Notwithstanding legal issues, you should encourage the most promising immortalist researchers to devise sperm trusts for their own projects. But you should absolutely set about creating one as well. If the Bostroms and De Grays have genetic heirs who work to claim the prize, it is likely that their work will be beneficial to your own genetic heirs who will presumably be working toward the same end BUT with a legally entrusted incentive that attaches to your particular interests. Maximizing the number of sperm trusts in effect might also create a natural incentive for thus situated heirs to work in collaboration to solve the central problem in order to increase their individual odds of cashing in by reanimating their respective trustors. Unless I'm missing something, the incentives would converge so that, at least potentially, everyone benefits - the donor-recipients, the conditional trustees (except for the fact that they might have been better off never having come into existence), and, most importantly from your perspective, the frozen trustor-donors.
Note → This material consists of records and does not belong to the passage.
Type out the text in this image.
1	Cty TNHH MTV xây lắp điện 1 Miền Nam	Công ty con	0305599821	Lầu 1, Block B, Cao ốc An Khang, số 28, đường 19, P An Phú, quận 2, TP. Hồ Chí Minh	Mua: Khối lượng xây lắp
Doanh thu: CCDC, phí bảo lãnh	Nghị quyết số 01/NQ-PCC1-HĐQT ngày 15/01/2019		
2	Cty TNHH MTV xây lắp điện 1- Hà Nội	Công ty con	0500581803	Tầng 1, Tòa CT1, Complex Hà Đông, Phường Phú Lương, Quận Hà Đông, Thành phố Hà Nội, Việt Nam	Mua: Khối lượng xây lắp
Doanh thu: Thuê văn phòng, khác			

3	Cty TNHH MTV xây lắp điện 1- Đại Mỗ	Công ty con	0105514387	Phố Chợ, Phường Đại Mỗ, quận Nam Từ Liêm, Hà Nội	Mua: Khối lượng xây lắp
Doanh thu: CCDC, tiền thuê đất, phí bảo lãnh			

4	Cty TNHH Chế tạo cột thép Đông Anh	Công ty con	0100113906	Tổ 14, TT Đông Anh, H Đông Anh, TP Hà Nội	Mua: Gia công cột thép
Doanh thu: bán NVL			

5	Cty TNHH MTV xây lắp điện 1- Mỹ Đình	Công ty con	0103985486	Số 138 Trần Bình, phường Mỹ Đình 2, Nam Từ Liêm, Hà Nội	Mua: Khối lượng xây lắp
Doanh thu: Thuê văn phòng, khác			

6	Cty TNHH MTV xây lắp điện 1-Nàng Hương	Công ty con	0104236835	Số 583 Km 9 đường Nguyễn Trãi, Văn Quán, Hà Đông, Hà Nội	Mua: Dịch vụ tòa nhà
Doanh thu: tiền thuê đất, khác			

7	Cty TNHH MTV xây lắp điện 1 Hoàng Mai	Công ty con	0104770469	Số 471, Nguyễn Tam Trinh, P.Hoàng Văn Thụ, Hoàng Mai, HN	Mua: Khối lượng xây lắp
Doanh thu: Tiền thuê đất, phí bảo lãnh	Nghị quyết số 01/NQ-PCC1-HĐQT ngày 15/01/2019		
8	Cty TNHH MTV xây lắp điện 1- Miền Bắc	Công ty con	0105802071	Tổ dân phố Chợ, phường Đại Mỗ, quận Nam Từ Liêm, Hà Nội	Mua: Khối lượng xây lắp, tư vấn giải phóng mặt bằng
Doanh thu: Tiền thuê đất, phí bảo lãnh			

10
It seems like a good first step would be to contact a lawyer who can draft a model trust agreement and advise as to what jurisdictions would be most friendly to the terms. Another good move would be for enterprising singularity-driven researchers to join together to establish a private sperm bank in the optimal jurisdiction and open the doors to donor recipients. With the reward attached, it seems plausible that such a bank could even exercise discretion in choosing which donor-recipients (or purchasers, if an open market should prove to be a better model) would be eligible to receive the premium goo. You could select mothers for IQ, and/or for their possibly genetically nested predisposition toward immortalism.

Finally, I see no reason why such an arrangement should be conditioned on the trustor-donor being frozen; the agreement could be drafted to stipulate that the monetary reward would be collectible upon the event that a practicable breakthrough is reached during your natural life, with the cryogenic scenario contemplated in the same general terms.

Best,

Chip

Hopefully Anonymous

Chip,
Interesting. I encourage you to keep brainstorming. Keep in mind that egg donorship is as technologically available and more or less as socially accepted as sperm donorship. With surrogate motherhood a woman isn't limited by the number of offspring she can personally give birth to. That's without going into more controversial but now apparently technologically possible approaches as human cloning.

Sister Y

HA my brother, re: preaching to the choir - I didn't write it to convince you of anything, just as a sort of tribute. I find it fascinating that someone would want to live forever, and while I understand that that's your goal, it's hard for me to accept that as being your only goal, since it's so foreign to me. I can't imagine wanting to go on living just for the sake of living. It's much easier for me to picture someone wanting to live long enough to experience particular things, like contact with aliens or brain meld or cognitive enhancements or whatever. But to live just for the sake of more living? Fascinating. I suppose that's why it's important to keep in contact with people with radically different intuitions and values from mine.

Re: Chip's suggestion of finding a high-IQ mate - I'm really amused by the Assortative Mating theory that traces higher rates of autism to us girls being allowed to go to engineering school (and meet engineer boys, and breed). It seems that the offspring of two high-IQ individuals with slightly autistic-spectrum traits often will have full-blown autism. So I'd say, go for an artist or an opera singer or something, rather than a chemist or a computer engineer.

future lung

it is the year 6,000,000,000,000,000,000,000,000 AD. everybody is gone.

lung is lonely.

but don't worry! lung found a copy of the pretty book. lung will bring everyone back!

"rise from your grave and serve lung again!"